For all its artistic shortcomings, Roots had a raw, visceral impact on many viewers. A handful of people, mostly teenagers, reacted violently. In Greenville, Miss., some white junior high school students taunted blacks: "You ol' slave, my granddaddy owned you once upon a time." Chanting "Roots, roots, roots," a gang of black toughs roughed up four white youths at Detroit's Ford High School. A well-to-do white woman in Atlanta voiced one fear: "I thought Roots was awful. The blacks were just getting settled down, and this will make them angry again." African History Professor John Henrik Clarke of New York's Hunter College was also concerned that Roots would worsen race relations in the short run.

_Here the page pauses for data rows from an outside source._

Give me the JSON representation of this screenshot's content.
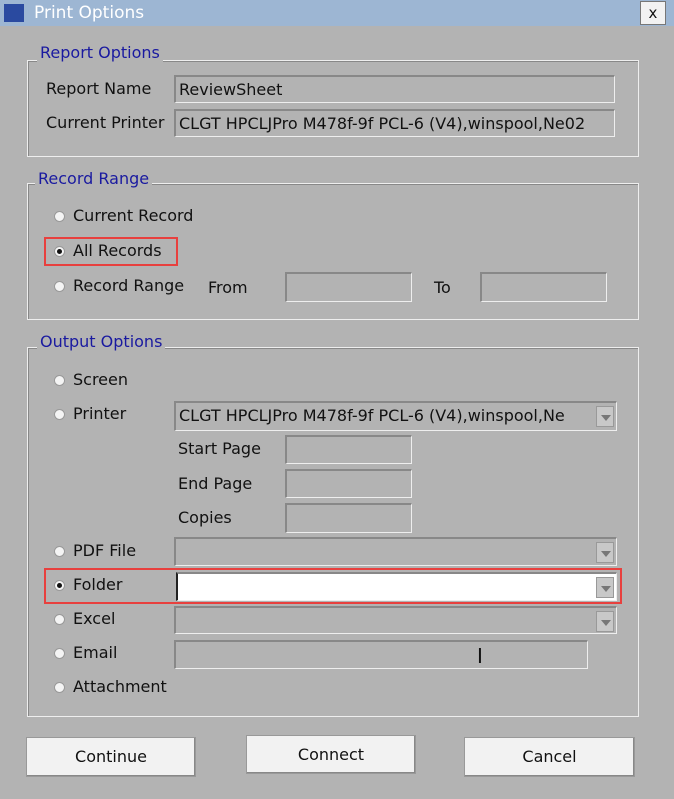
{
  "window": {
    "title": "Print Options",
    "close_label": "x"
  },
  "report_options": {
    "legend": "Report Options",
    "report_name_label": "Report Name",
    "report_name_value": "ReviewSheet",
    "current_printer_label": "Current Printer",
    "current_printer_value": "CLGT HPCLJPro  M478f-9f PCL-6 (V4),winspool,Ne02"
  },
  "record_range": {
    "legend": "Record Range",
    "options": [
      "Current Record",
      "All Records",
      "Record Range"
    ],
    "selected": "All Records",
    "from_label": "From",
    "from_value": "",
    "to_label": "To",
    "to_value": ""
  },
  "output_options": {
    "legend": "Output Options",
    "screen_label": "Screen",
    "printer_label": "Printer",
    "printer_value": "CLGT HPCLJPro  M478f-9f PCL-6 (V4),winspool,Ne",
    "start_page_label": "Start Page",
    "end_page_label": "End Page",
    "copies_label": "Copies",
    "pdf_label": "PDF File",
    "folder_label": "Folder",
    "folder_value": "",
    "excel_label": "Excel",
    "email_label": "Email",
    "attachment_label": "Attachment",
    "selected": "Folder"
  },
  "buttons": {
    "continue": "Continue",
    "connect": "Connect",
    "cancel": "Cancel"
  },
  "colors": {
    "highlight": "#e8403e",
    "legend": "#1a1aa0",
    "titlebar": "#9db6d3"
  }
}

Despite the scattered acts of violence, most observers thought that in the long term, Roots would improve race relations, particularly because of the televised version's profound impact on whites. Said John Callahan, professor of American literature at Lewis and Clark College in Portland, Ore.: "We now know our roots are inextricably bound with the roots of blacks and cannot be separated." Many observers also feel that the TV series left whites with a more sympathetic view of blacks by giving them a greater appreciation of black history.

This, in fact, seemed to have been the case in many white households. Admitted Beti Gunter, the wife of a lawyer in Little Rock, Ark.: "Something inside me tried to say that slavery wasn't that bad, but now I know that it really was a lot worse." Said Barbara Ash, a vice president of Hart, Schaffner & Marx in Chicago: "I just hurt for them. Guilt is not a good word to describe my feelings—I felt agony." Said Lydia Levin, a law student at the University of California at Los Angeles: "I don't think I ever sat down and thought about what slavery really meant. Whites knew that this happened. We just didn't have to look at it on such a personal level."

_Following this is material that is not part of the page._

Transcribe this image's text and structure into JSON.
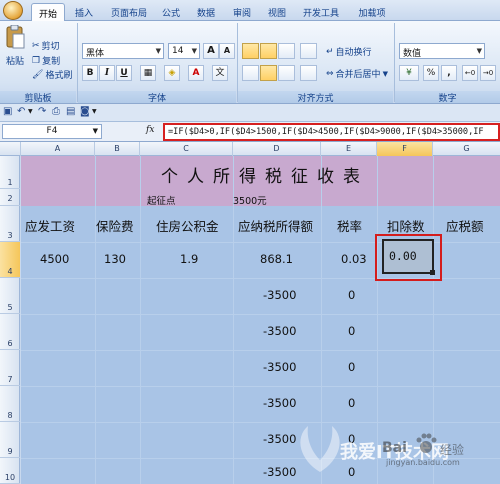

There seemed to be scarcely any black Americans, even ones who thought they were well versed in their race's history, who did not come away from their TVs shaken to the core by Roots. Said Aurora Jackson, a social worker in Chicago: "It's one thing to read about this, and another thing to see it. My concept of slavery was always intellectual. For the first time, I really felt I had a picture of how horrible life was."

Like some other blacks, Parren Mitchell, the Maryland Representative who heads the congressional Black Caucus, was so deeply disturbed by the TV series that he had to stop watching after two episodes. Said he: "I couldn't watch the rest. I was too angry. If I had met any of my white friends, I would have lashed out at them from a vortex of primeval anger." And yet, Mitchell went on, he realized that the story "is as much a part of our legacy as Andrew Young being sworn in as U.S. Ambassador to the United Nations by Thurgood Marshall at the White House."